Tomorrow, the Commonwealth of Virginia will join a dozen or so other states holding primaries to nominate the Republican candidate for the next president of the United States. While anything could happen between now and the national convention in Cleveland, the votes we cast tomorrow will have an outsized impact due to the perception of momentum and inevitability that accompany early victories. Therefore, I urge my fellow Virginians, and all of my fellow Americans who will vote tomorrow, in the strongest possible terms, to send a clear message of unified resolve and to repudiate the reptilian fraud that is Donald Trump by casting your vote for Senator Marco Rubio.
Four of the first five presidents were Virginians, and the Old Dominion is the birthplace of more presidents than any other state. These early presidents, and indeed most of their successors, made America great not because they built walls, but because they relied on us, the people, to build strong faith, strong families, strong institutions, and a culture of individualism–not dependence, a culture of creativity–not meaningless consumption. When we go to vote on Tuesday, this history–which includes the oldest legislature in continuous existence in North America–should weigh heavily on our minds. The duty and responsibility of democracy is not some frivolous form of entertainment.

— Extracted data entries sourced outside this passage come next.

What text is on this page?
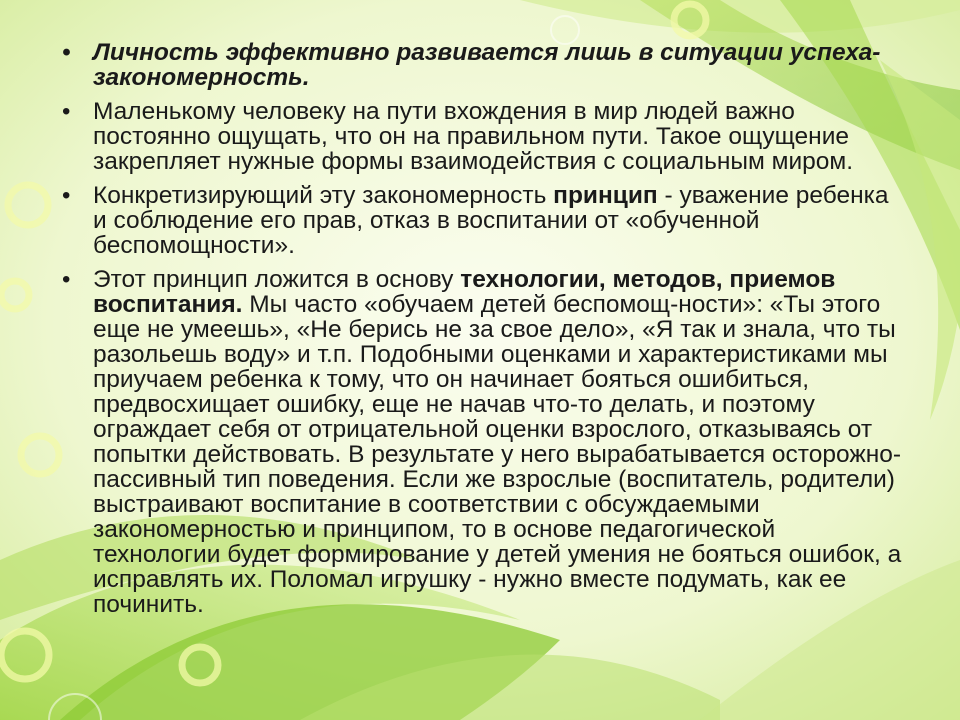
• Личность эффективно развивается лишь в ситуации успеха- закономерность.
• Маленькому человеку на пути вхождения в мир людей важно постоянно ощущать, что он на правильном пути. Такое ощущение закрепляет нужные формы взаимодействия с социальным миром.
• Конкретизирующий эту закономерность принцип - уважение ребенка и соблюдение его прав, отказ в воспитании от «обученной беспомощности».
• Этот принцип ложится в основу технологии, методов, приемов воспитания. Мы часто «обучаем детей беспомощ-ности»: «Ты этого еще не умеешь», «Не берись не за свое дело», «Я так и знала, что ты разольешь воду» и т.п. Подобными оценками и характеристиками мы приучаем ребенка к тому, что он начинает бояться ошибиться, предвосхищает ошибку, еще не начав что-то делать, и поэтому ограждает себя от отрицательной оценки взрослого, отказываясь от попытки действовать. В результате у него вырабатывается осторожно-пассивный тип поведения. Если же взрослые (воспитатель, родители) выстраивают воспитание в соответствии с обсуждаемыми закономерностью и принципом, то в основе педагогической технологии будет формирование у детей умения не бояться ошибок, а исправлять их. Поломал игрушку - нужно вместе подумать, как ее починить.
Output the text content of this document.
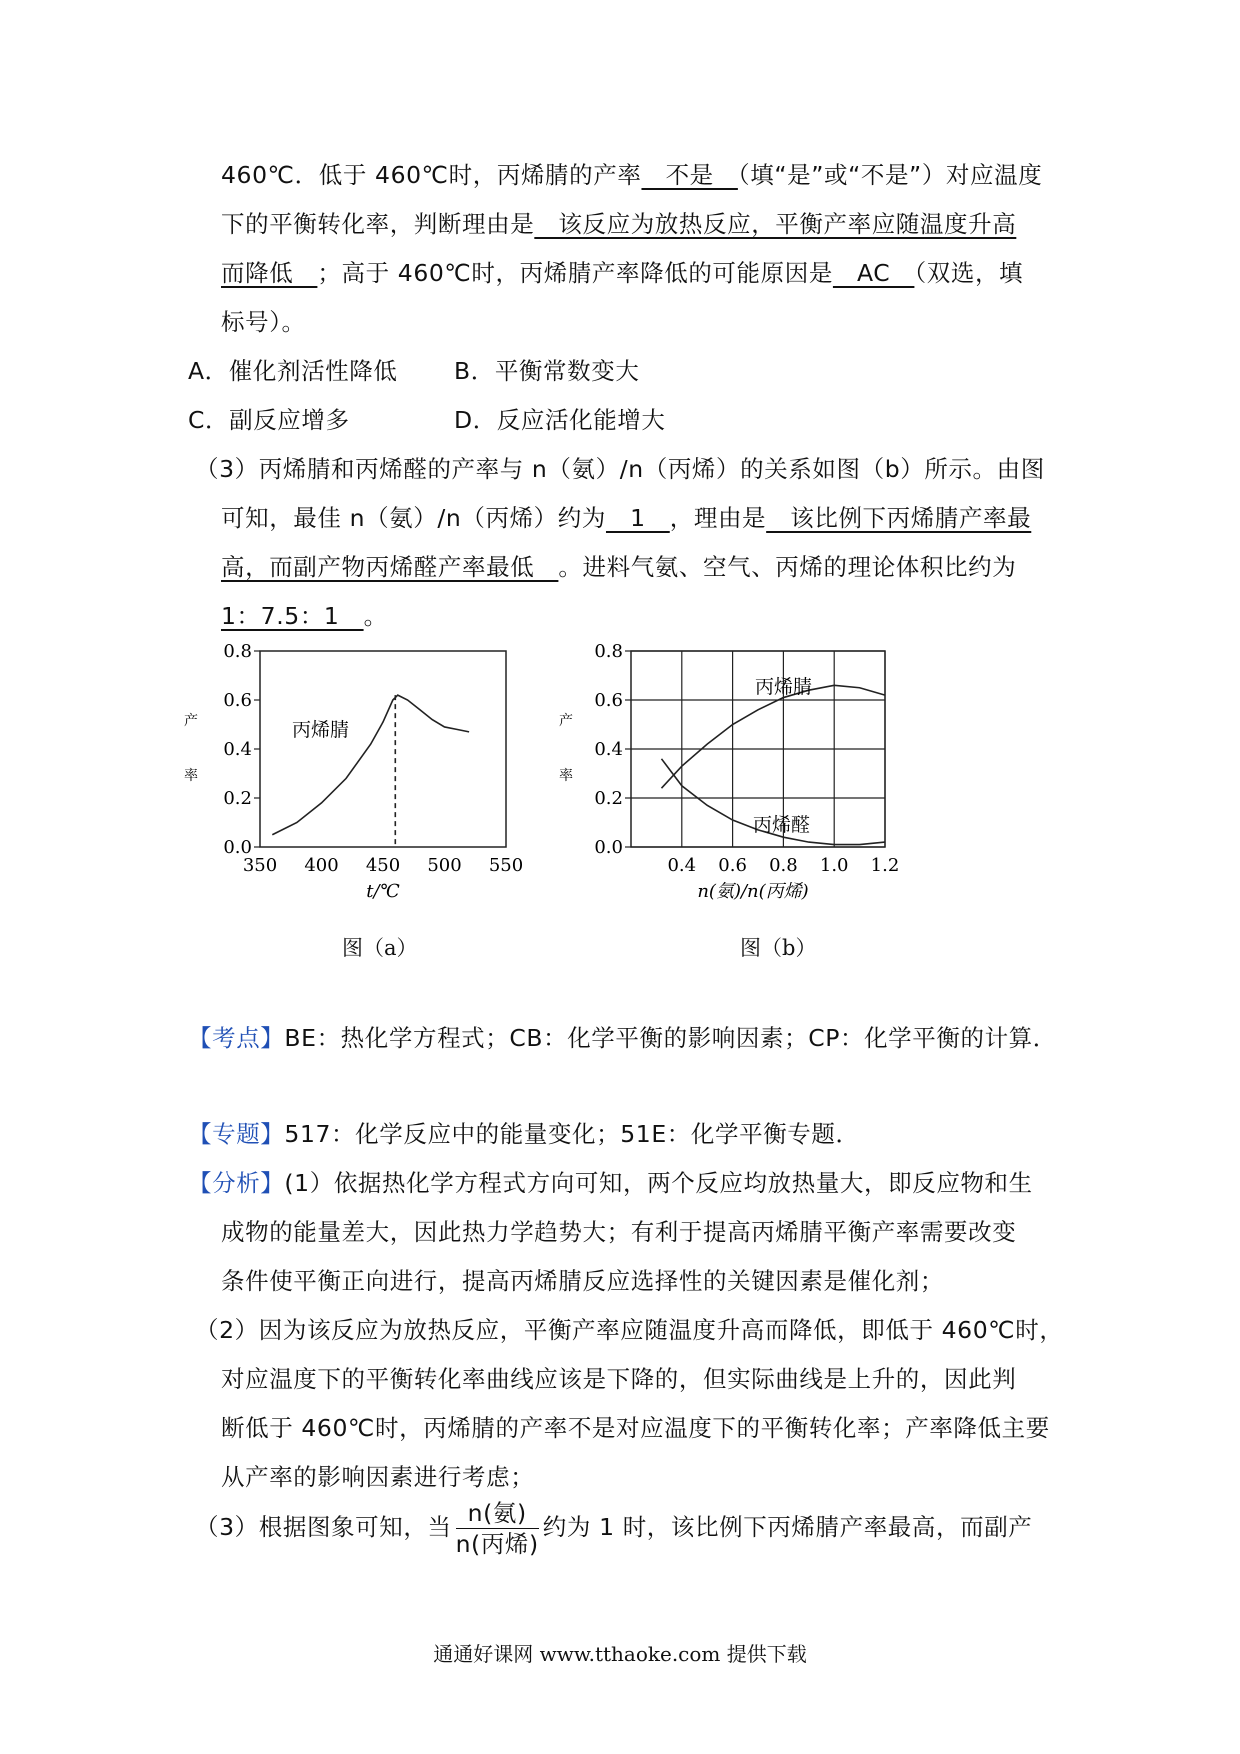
460℃．低于 460℃时，丙烯腈的产率　不是　（填“是”或“不是”）对应温度
下的平衡转化率，判断理由是　该反应为放热反应，平衡产率应随温度升高
而降低　；高于 460℃时，丙烯腈产率降低的可能原因是　AC　（双选，填
标号）。
A．催化剂活性降低 B．平衡常数变大
C．副反应增多	D．反应活化能增大
（3）丙烯腈和丙烯醛的产率与 n（氨）/n（丙烯）的关系如图（b）所示。由图
可知，最佳 n（氨）/n（丙烯）约为　1　，理由是　该比例下丙烯腈产率最
高，而副产物丙烯醛产率最低　。进料气氨、空气、丙烯的理论体积比约为
1：7.5：1　。
0.0
0.2
0.4
0.6
0.8
350 400 450 500 550
t/℃
产
率
丙烯腈
0.0
0.2
0.4
0.6
0.8
0.4 0.6 0.8 1.0 1.2
n(氨)/n(丙烯)
产
率
丙烯腈
丙烯醛
图（a）	图（b）
【考点】BE：热化学方程式；CB：化学平衡的影响因素；CP：化学平衡的计算．
【专题】517：化学反应中的能量变化；51E：化学平衡专题．
【分析】(1）依据热化学方程式方向可知，两个反应均放热量大，即反应物和生
成物的能量差大，因此热力学趋势大；有利于提高丙烯腈平衡产率需要改变
条件使平衡正向进行，提高丙烯腈反应选择性的关键因素是催化剂；
（2）因为该反应为放热反应，平衡产率应随温度升高而降低，即低于 460℃时，
对应温度下的平衡转化率曲线应该是下降的，但实际曲线是上升的，因此判
断低于 460℃时，丙烯腈的产率不是对应温度下的平衡转化率；产率降低主要
从产率的影响因素进行考虑；
（3）根据图象可知，当 $\frac{\text{n(氨)}}{\text{n(丙烯)}}$ 约为 1 时，该比例下丙烯腈产率最高，而副产
通通好课网 www.tthaoke.com 提供下载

Marco Rubio speaks often of these ideals. While other candidates are distracted by mischaracterizations and equivocations about their policy pipe dreams, Senator Rubio sees that much more is at stake than marginal tax rates or the cost of healthcare, but indeed, the very notion of enlightened self-government and ordered liberty itself. Our cultural and academic institutions have been so distorted and attenuated by decades of liberal brainwashing that many of our young people today prefer socialism to free markets, restrictive safe zones to free speech, spiteful intolerance to religious liberty, and much else besides.
Donald Trump has built his campaign pandering to these illiberal and dangerous urges. Donald Trump has said he supports universal healthcare and confiscatory taxes on the wealthy. Donald Trump has said that he should be able to sue newspapers that criticize him. Donald Trump refuses to say how or why he should do anything to protect religious freedom. He has gone on the record throughout this campaign season with positions indistinguishable from the Democrats on almost every question which strikes at the very essence of the American identity.
Conservatives have long been trying to regain even a meager foothold in our cultural and academic institutions for over a generation, and Donald Trump is the paragon of everything we are fighting against. Where past generations of Americans have built up our society and institutions, his supporters speak only of destruction. He is a creature of “reality” television, hype without substance, manufactured outrage, and the ephemeral celebrity of social media. He would have faded into well-deserved obscurity long ago if not for the irresistible power of name recognition–and the ill-gotten riches of his father’s and grandfather’s fortunes.
It is true that Ted Cruz and John Kasich are highly skilled and intelligent public servants, each with a long record of experience, but what they both lack is a compelling message not only of constitutional checks and balances or bureaucratic efficiency (all good things, to be sure), but of what the conservative message really means for ordinary Americans in their daily lives. Donald Trump has been so successful because he connects with people at an emotional level. Only Marco Rubio has the charisma, the eloquence, and the compassionate demeanor to transcend the vile pettiness of the Trump campaign and to connect with people as the bearer of a message of hope: that there is an alternative to the economic stagnation and social decay of the last seven years, and that freedom is a necessary precondition for the pursuit of happiness and human flourishing.
From 1968 to 2004, Virginia was a foregone conclusion of electoral politics, but in recent years, the same demographic changes that Trump complains so loudly against have made Virginia into a must-win battleground state that will be hotly contested. While Trump’s answer to every question is to deport or sue the people who speak or vote against him, Senator Rubio has a positive message that will have broad appeal in the general election. The difference between these two men could not be more stark. Just as in the earliest days of the Republic, Virginia will once again have a historic impact on the future of America. Let us be sure that we choose wisely.